Bölüm 20: Poligon

26 4 24
                                    

Onu karşımda görünce takip edildiğimi anladıktan sonra korktuğumdan daha çok korktum. Her karşılaşmamızda istemediğim o duygu ortaya çıkıyordu. Korku, beni çaresiz bırakıyor, güçsüzleştiriyordu. Öfkeme yönelmiş olsaydım korkanın o olacağının her zaman farkındaydım fakat içimdeki benliği henüz keşfedememiştim. O ise yakında ortaya çıkmaya hazırlanıyordu.

Tuna, adamı üstümden almış ve bir kenara fırlatmıştı. Tekdüze adımların sahibi şimdi arkasına bakmadan kaçıyordu.

"İyi misin? Bir şey yaptı mı?" adamın tuttuğu kollarımı nazikçe inceledi.

"Bırak!" dedim ellerini hızla ittirerek. "Senin yaptığını yapmadı en azından." Yere düşen çantamı omzuma astım.

"Yapma böyle. Canını yakmak istemediğimi biliyorsun." Karşımda iyi birini oynuyordu kendince. Onun psikopat yanını bildiğimden bu yaptığı fazlasıyla komik geliyordu.

"Biliyormuş. Ne biliyorsun sen ya!" diye sesimi yükselttiğimde sokağa giren Karan'ı gördüm. Sakinleşmeye çalıştım.

Karan hızla yanıma geldi ve Tuna'yı omuzlarından itip yere düşürdü. Aslında hak etmişti ama onun sandığı gibi beni takip eden Tuna değildi.

"Sakinleş Karan! Beni kurtaran oydu." dedim Tuna'nın üzerine yürümekte olan Karan'a ama onu tutma girişiminde dahi bulunmadım.

Tuna hızla yerinden kalkıp üstünü silkeledi.

"Seçimlerine şaşırıyorum artık Derin. Para uğruna mı seçiyorsun böyle şerefsizleri." dedi Karan'ı göz hapsine alarak.

"Ne diyorsun sen be!" dedim Tuna'nın üstüne yürüyerek. Karan'da kendine yapılan hakareti çok önemsememiş daha çok ben iyi miyim diye bakıyordu.

"Böyle heriflerle gezeceksen yüzüne söylenenleri de hazmedeceksin güzelim." dedi bana bakarak alaylı bir tavırla. 'Güzelim' kelimesi ağzından düşmeyecekti bu çocuğun.

"Bana baksana sen!" dedi Karan ve ona dönen Tuna'nın yüzüne sağlam bir yumruk geçirdi. İçim rahatlamıştı adeta.

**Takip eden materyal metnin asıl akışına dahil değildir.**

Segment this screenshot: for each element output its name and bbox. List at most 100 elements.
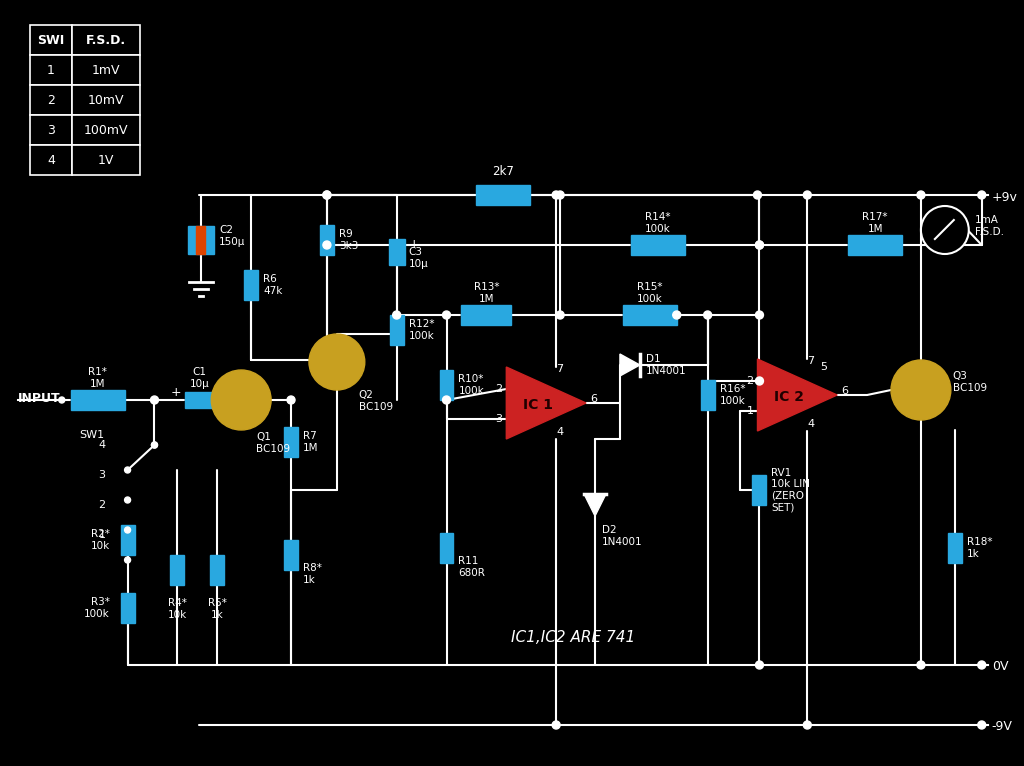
- Bar: [462, 305, 511, 325]
- Text: 7: 7: [807, 356, 814, 366]
- Text: 10mV: 10mV: [87, 93, 124, 106]
- Circle shape: [287, 396, 295, 404]
- Text: Q3
BC109: Q3 BC109: [952, 372, 987, 393]
- Circle shape: [978, 721, 986, 729]
- Text: 3: 3: [496, 414, 503, 424]
- Text: 3: 3: [47, 123, 54, 136]
- Text: R4*
10k: R4* 10k: [168, 598, 187, 620]
- Bar: [30, 115, 72, 145]
- Text: R10*
100k: R10* 100k: [459, 375, 484, 396]
- Bar: [30, 85, 72, 115]
- Circle shape: [978, 191, 986, 199]
- Text: Q1
BC109: Q1 BC109: [256, 432, 290, 453]
- Circle shape: [442, 311, 451, 319]
- Bar: [197, 226, 206, 254]
- Text: R18*
1k: R18* 1k: [967, 537, 992, 559]
- Circle shape: [978, 661, 986, 669]
- Circle shape: [556, 191, 564, 199]
- Bar: [121, 525, 134, 555]
- Text: R12*
100k: R12* 100k: [409, 319, 434, 341]
- Bar: [30, 145, 72, 175]
- Circle shape: [151, 396, 159, 404]
- Bar: [848, 235, 902, 255]
- Text: D1
1N4001: D1 1N4001: [646, 354, 686, 376]
- Text: IC 1: IC 1: [523, 398, 553, 412]
- Text: 100mV: 100mV: [83, 123, 128, 136]
- Circle shape: [803, 191, 811, 199]
- Bar: [284, 427, 298, 457]
- Bar: [389, 239, 404, 265]
- Text: 1: 1: [746, 406, 754, 416]
- Bar: [476, 185, 530, 205]
- Circle shape: [756, 311, 764, 319]
- Text: 2: 2: [98, 500, 105, 510]
- Circle shape: [754, 191, 762, 199]
- Circle shape: [703, 311, 712, 319]
- Text: R9
3k3: R9 3k3: [339, 229, 358, 250]
- Text: 3: 3: [98, 470, 105, 480]
- Text: Q2
BC109: Q2 BC109: [358, 390, 393, 411]
- Text: R16*
100k: R16* 100k: [720, 385, 745, 406]
- Text: 6: 6: [590, 394, 597, 404]
- Text: F.S.D.: F.S.D.: [86, 34, 126, 47]
- Text: 7: 7: [556, 364, 563, 374]
- Text: 1: 1: [47, 64, 54, 77]
- Circle shape: [125, 497, 131, 503]
- Text: 4: 4: [807, 419, 814, 429]
- Circle shape: [309, 334, 365, 390]
- Circle shape: [125, 467, 131, 473]
- Bar: [623, 305, 677, 325]
- Polygon shape: [620, 354, 640, 376]
- Bar: [30, 55, 72, 85]
- Text: 0V: 0V: [991, 660, 1009, 673]
- Text: R8*
1k: R8* 1k: [303, 563, 322, 584]
- Bar: [390, 315, 403, 345]
- Text: RV1
10k LIN
(ZERO
SET): RV1 10k LIN (ZERO SET): [771, 467, 810, 512]
- Text: IC1,IC2 ARE 741: IC1,IC2 ARE 741: [511, 630, 635, 646]
- Bar: [72, 55, 139, 85]
- Circle shape: [756, 241, 764, 249]
- Circle shape: [756, 241, 764, 249]
- Text: 1mA
F.S.D.: 1mA F.S.D.: [975, 215, 1004, 237]
- Circle shape: [323, 191, 331, 199]
- Polygon shape: [506, 367, 586, 439]
- Bar: [188, 226, 214, 254]
- Text: 2k7: 2k7: [493, 165, 514, 178]
- Bar: [284, 540, 298, 570]
- Circle shape: [552, 191, 560, 199]
- Text: +9v: +9v: [991, 191, 1018, 204]
- Text: 4: 4: [47, 153, 54, 166]
- Bar: [210, 555, 224, 585]
- Text: R15*
100k: R15* 100k: [637, 282, 663, 304]
- Text: 4: 4: [98, 440, 105, 450]
- Circle shape: [58, 397, 65, 403]
- Text: R14*
100k: R14* 100k: [645, 212, 671, 234]
- Circle shape: [323, 191, 331, 199]
- Text: R11
680R: R11 680R: [459, 556, 485, 578]
- Bar: [121, 593, 134, 623]
- Text: -9V: -9V: [991, 721, 1013, 734]
- Text: 5: 5: [820, 362, 826, 372]
- Text: 1: 1: [98, 530, 105, 540]
- Bar: [30, 25, 72, 55]
- Circle shape: [125, 527, 131, 533]
- Text: C2
150μ: C2 150μ: [219, 225, 246, 247]
- Circle shape: [211, 370, 271, 430]
- Bar: [72, 115, 139, 145]
- Text: 4: 4: [556, 427, 563, 437]
- Text: C3
10μ: C3 10μ: [409, 247, 428, 269]
- Text: INPUT: INPUT: [18, 391, 60, 404]
- Bar: [71, 390, 125, 410]
- Circle shape: [125, 557, 131, 563]
- Text: R7
1M: R7 1M: [303, 431, 318, 453]
- Text: C1
10μ: C1 10μ: [189, 367, 209, 389]
- Text: SWI: SWI: [37, 34, 65, 47]
- Bar: [170, 555, 184, 585]
- Text: R2*
10k: R2* 10k: [90, 529, 110, 551]
- Bar: [244, 270, 258, 300]
- Text: R17*
1M: R17* 1M: [862, 212, 888, 234]
- Circle shape: [552, 721, 560, 729]
- Bar: [72, 145, 139, 175]
- Bar: [631, 235, 685, 255]
- Text: R6
47k: R6 47k: [263, 274, 283, 296]
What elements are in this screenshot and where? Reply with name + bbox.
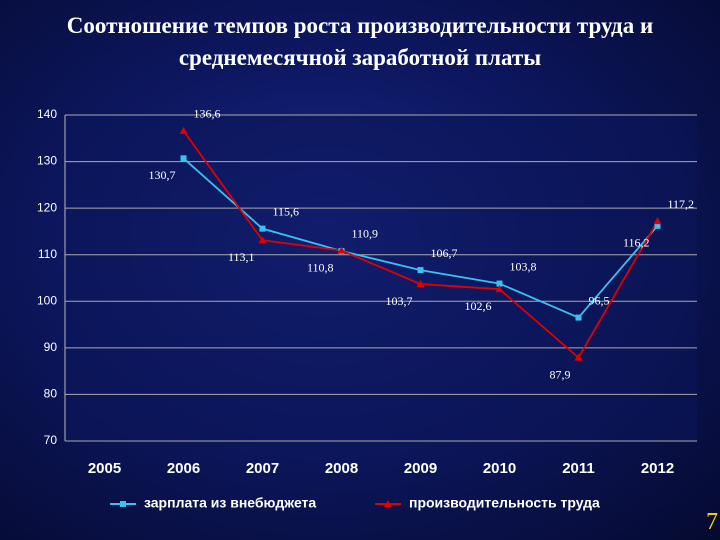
data-label: 96,5 (589, 293, 610, 307)
point (495, 285, 504, 293)
y-tick-label: 100 (37, 293, 57, 307)
point (258, 236, 267, 244)
point (496, 280, 503, 287)
x-tick-label: 2010 (483, 460, 516, 477)
point (259, 225, 266, 232)
y-tick-label: 80 (44, 387, 58, 401)
chart-title: Соотношение темпов роста производительно… (66, 13, 654, 70)
y-tick-label: 130 (37, 154, 57, 168)
slide-number: 7 (706, 509, 718, 535)
data-label: 113,1 (228, 250, 255, 264)
data-label: 103,8 (510, 259, 537, 273)
point (180, 155, 187, 162)
x-tick-label: 2006 (167, 460, 200, 477)
y-tick-label: 70 (44, 433, 58, 447)
data-label: 110,9 (352, 226, 379, 240)
data-label: 130,7 (149, 168, 176, 182)
legend-marker (120, 501, 126, 507)
y-tick-label: 120 (37, 200, 57, 214)
data-label: 87,9 (550, 367, 571, 381)
x-tick-label: 2012 (641, 460, 674, 477)
data-label: 110,8 (307, 261, 334, 275)
data-label: 106,7 (431, 246, 458, 260)
legend-marker (384, 500, 392, 507)
x-tick-label: 2007 (246, 460, 279, 477)
data-label: 115,6 (273, 204, 300, 218)
point (337, 246, 346, 254)
y-tick-label: 110 (38, 247, 57, 261)
data-label: 116,2 (623, 236, 650, 250)
x-tick-label: 2005 (88, 460, 121, 477)
point (575, 314, 582, 321)
point (653, 217, 662, 225)
plot-area (65, 115, 697, 441)
point (574, 353, 583, 361)
x-tick-label: 2009 (404, 460, 437, 477)
data-label: 117,2 (668, 197, 695, 211)
data-label: 102,6 (465, 299, 492, 313)
data-label: 136,6 (194, 107, 221, 121)
x-tick-label: 2011 (562, 460, 595, 477)
point (654, 222, 661, 229)
point (179, 126, 188, 134)
x-tick-label: 2008 (325, 460, 358, 477)
y-tick-label: 140 (37, 107, 57, 121)
legend-label: производительность труда (409, 495, 600, 511)
point (417, 267, 424, 274)
y-tick-label: 90 (44, 340, 58, 354)
data-label: 103,7 (386, 294, 413, 308)
legend-label: зарплата из внебюджета (144, 495, 316, 511)
point (416, 280, 425, 288)
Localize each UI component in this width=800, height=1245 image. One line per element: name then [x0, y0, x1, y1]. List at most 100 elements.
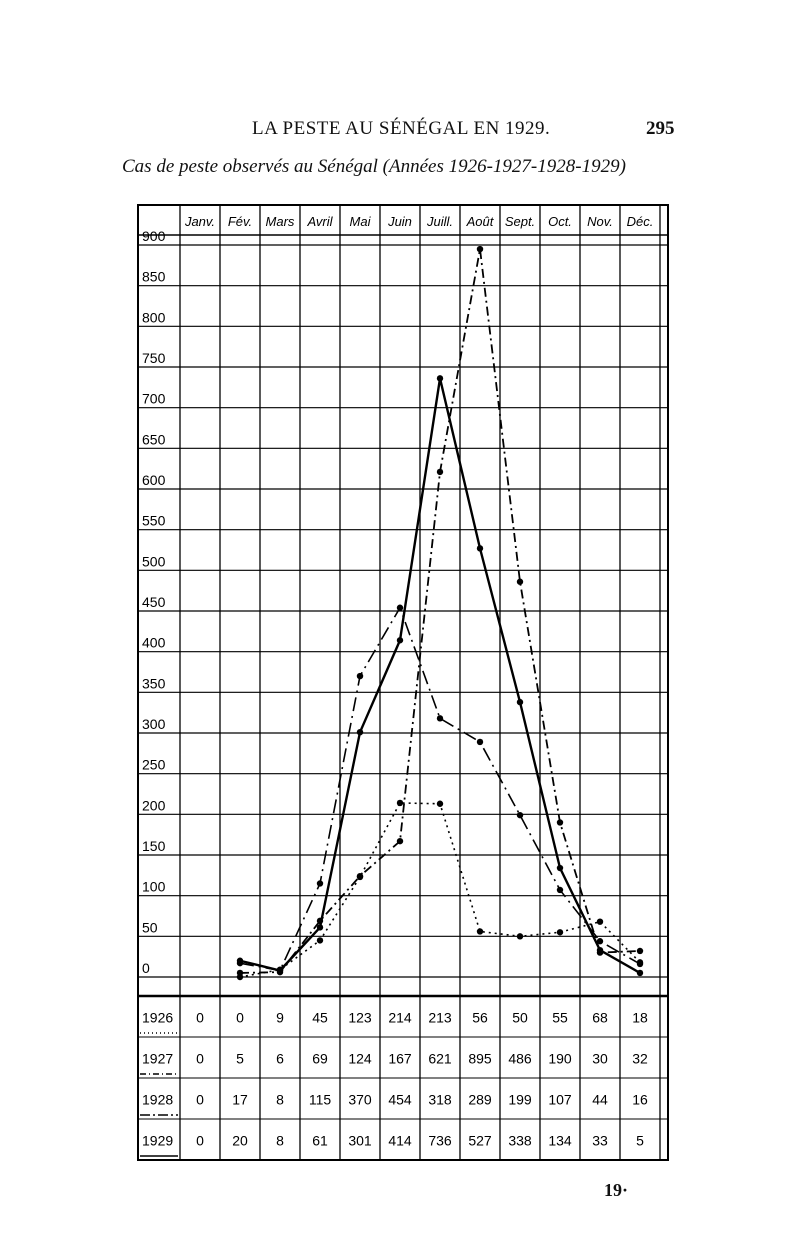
- table-cell-value: 0: [196, 1133, 204, 1149]
- table-cell-value: 5: [636, 1133, 644, 1149]
- page-header: LA PESTE AU SÉNÉGAL EN 1929. 295: [0, 118, 800, 148]
- table-cell-value: 213: [428, 1010, 452, 1026]
- data-point-1927: [556, 819, 564, 826]
- running-title: LA PESTE AU SÉNÉGAL EN 1929.: [252, 118, 551, 139]
- y-tick-label: 500: [142, 553, 166, 569]
- table-cell-value: 370: [348, 1092, 372, 1108]
- table-cell-value: 301: [348, 1133, 372, 1149]
- page-number: 295: [646, 118, 675, 139]
- table-cell-value: 124: [348, 1051, 372, 1067]
- y-tick-label: 50: [142, 919, 158, 935]
- table-cell-value: 167: [388, 1051, 412, 1067]
- y-tick-label: 600: [142, 472, 166, 488]
- data-point-1926: [436, 800, 444, 807]
- data-point-1928: [476, 738, 484, 746]
- table-cell-value: 8: [276, 1092, 284, 1108]
- x-tick-label: Mai: [350, 214, 372, 229]
- table-cell-value: 61: [312, 1133, 328, 1149]
- table-cell-value: 5: [236, 1051, 244, 1067]
- data-point-1926: [476, 928, 484, 935]
- table-cell-value: 115: [309, 1092, 332, 1108]
- y-tick-label: 700: [142, 391, 166, 407]
- y-tick-label: 300: [142, 716, 166, 732]
- x-tick-label: Fév.: [228, 214, 252, 229]
- table-cell-value: 0: [196, 1010, 204, 1026]
- table-cell-value: 69: [312, 1051, 328, 1067]
- table-cell-value: 190: [548, 1051, 572, 1067]
- table-cell-value: 621: [428, 1051, 452, 1067]
- data-point-1927: [516, 578, 524, 585]
- y-tick-label: 0: [142, 960, 150, 976]
- table-cell-value: 18: [632, 1010, 648, 1026]
- chart-title: Cas de peste observés au Sénégal (Années…: [122, 156, 626, 177]
- data-point-1928: [356, 672, 364, 680]
- table-cell-value: 50: [512, 1010, 528, 1026]
- chart-frame: [137, 204, 669, 1161]
- table-cell-value: 44: [592, 1092, 608, 1108]
- data-point-1926: [316, 937, 324, 944]
- table-cell-value: 214: [388, 1010, 412, 1026]
- data-point-1929: [356, 728, 364, 736]
- table-cell-value: 30: [592, 1051, 608, 1067]
- x-tick-label: Août: [466, 214, 495, 229]
- y-tick-label: 400: [142, 635, 166, 651]
- x-tick-label: Juin: [387, 214, 412, 229]
- y-tick-label: 200: [142, 797, 166, 813]
- x-tick-label: Avril: [306, 214, 333, 229]
- table-cell-value: 17: [232, 1092, 248, 1108]
- y-tick-label: 650: [142, 431, 166, 447]
- table-cell-value: 895: [468, 1051, 492, 1067]
- data-point-1928: [636, 960, 644, 968]
- y-tick-label: 150: [142, 838, 166, 854]
- data-point-1929: [236, 957, 244, 964]
- data-point-1929: [316, 924, 324, 931]
- data-point-1927: [396, 837, 404, 845]
- table-row-year: 1926: [142, 1010, 173, 1026]
- data-point-1927: [356, 872, 364, 880]
- table-cell-value: 32: [632, 1051, 648, 1067]
- x-tick-label: Déc.: [627, 214, 654, 229]
- y-tick-label: 800: [142, 309, 166, 325]
- data-point-1927: [436, 468, 444, 476]
- data-point-1929: [436, 375, 444, 382]
- x-tick-label: Juill.: [426, 214, 453, 229]
- table-cell-value: 123: [348, 1010, 372, 1026]
- x-tick-label: Nov.: [587, 214, 613, 229]
- table-row-year: 1929: [142, 1133, 173, 1149]
- table-row-year: 1927: [142, 1051, 173, 1067]
- data-point-1928: [556, 886, 564, 894]
- table-cell-value: 134: [548, 1133, 572, 1149]
- data-point-1929: [516, 698, 524, 706]
- table-cell-value: 6: [276, 1051, 284, 1067]
- table-cell-value: 199: [508, 1092, 532, 1108]
- table-cell-value: 289: [468, 1092, 492, 1108]
- table-cell-value: 527: [468, 1133, 492, 1149]
- series-line-1928: [239, 605, 641, 972]
- table-cell-value: 9: [276, 1010, 284, 1026]
- table-cell-value: 736: [428, 1133, 452, 1149]
- data-point-1927: [636, 947, 644, 955]
- y-tick-label: 350: [142, 675, 166, 691]
- table-cell-value: 16: [632, 1092, 648, 1108]
- y-tick-label: 450: [142, 594, 166, 610]
- table-cell-value: 68: [592, 1010, 608, 1026]
- data-point-1929: [596, 946, 604, 954]
- folio: 19·: [604, 1180, 629, 1200]
- table-cell-value: 56: [472, 1010, 488, 1026]
- table-cell-value: 454: [388, 1092, 412, 1108]
- table-cell-value: 45: [312, 1010, 328, 1026]
- table-cell-value: 0: [196, 1092, 204, 1108]
- table-cell-value: 338: [508, 1133, 532, 1149]
- data-point-1929: [396, 637, 404, 644]
- data-point-1926: [556, 929, 564, 936]
- table-cell-value: 486: [508, 1051, 532, 1067]
- table-cell-value: 20: [232, 1133, 248, 1149]
- table-cell-value: 8: [276, 1133, 284, 1149]
- table-cell-value: 107: [548, 1092, 572, 1108]
- y-tick-label: 750: [142, 350, 166, 366]
- data-point-1928: [316, 880, 324, 887]
- table-row-year: 1928: [142, 1092, 173, 1108]
- table-cell-value: 0: [196, 1051, 204, 1067]
- table-cell-value: 0: [236, 1010, 244, 1026]
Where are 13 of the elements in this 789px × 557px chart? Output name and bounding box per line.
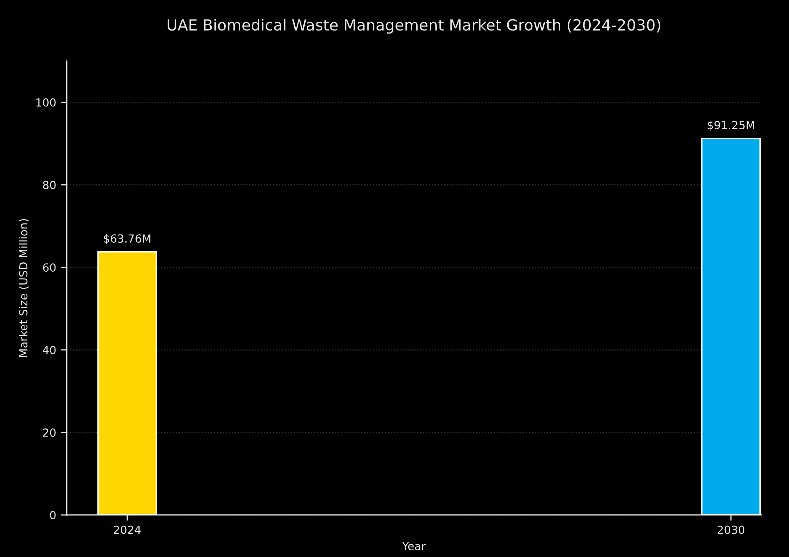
data-label: $91.25M <box>708 120 754 132</box>
x-axis-title: Year <box>402 542 426 551</box>
chart-title: UAE Biomedical Waste Management Market Growth (2024-2030) <box>168 19 661 34</box>
y-tick-label: 100 <box>36 98 56 107</box>
y-tick-label: 0 <box>50 511 56 520</box>
y-tick-label: 60 <box>43 264 56 272</box>
y-tick-label: 40 <box>43 346 56 355</box>
x-tick-label: 2030 <box>718 526 745 534</box>
y-tick-label: 20 <box>43 428 56 438</box>
y-axis-title: Market Size (USD Million) <box>19 219 30 358</box>
y-tick-label: 80 <box>43 181 56 190</box>
x-tick-label: 2024 <box>114 526 141 534</box>
data-label: $63.76M <box>104 234 151 244</box>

Yaptıklarına az kalırdı belki ama iyi gelmişti.

Tuna birkaç sarsak adım atıp düzeldi ve açılan dudağına dokundu.

Alayla güldü ve Karan'ın yanından geçip gitti. Bu kadar kolay vazgeçeceğini düşünmemiştim ayrıca beni kurtaracağını da.

"İyi misin?" diyerek kollarımdan beni sarstı Karan. Ben Tuna'nın ardındaki bakışlarımı yüzüne çekerek onu onayladım.

"Erkek arkadaşlarından gına geldi artık." diye söylenmeye başladı bu defa. Sesindeki imadan bu duruma Hazar'ı da kattığı ortadaydı. Oysa ikisi de hiçbir şeyim değildi.

Uykudan yeni kalkmış olduğu ve yüzünü bile yıkamadan yanıma geldiği her halinden belliydi. Eşofmanları üstündeydi, montu bile yoktu.

"O benim erkek arkadaşım değil, arkadaşım bile değil!" dedim sakin kalmaya çalışarak.

"En azından o yumruğu hak ettiğini biliyoruz." Gülümsedim. Ona sarıldım ve ne kadar üşüdüğünü fark ettim.

"Hadi hızlı yürü de eve gidelim. Donmuşsun."

"Senin yüzünden." diye söylenmeye devam etti. "Takip edeni görebildin mi?" dedi kaşları çatılı, bakışları üzerimdeyken. Başımı olumsuzca salladım.

"Çok ilginçti. Sanki saldırmak değil de korkutmak istiyordu." Tuna'da beni kurtardığına göre o planlamış olamazdı. Gerçi o psikopattan her şey beklenirdi. Hem orada olduğumu nereden biliyordu?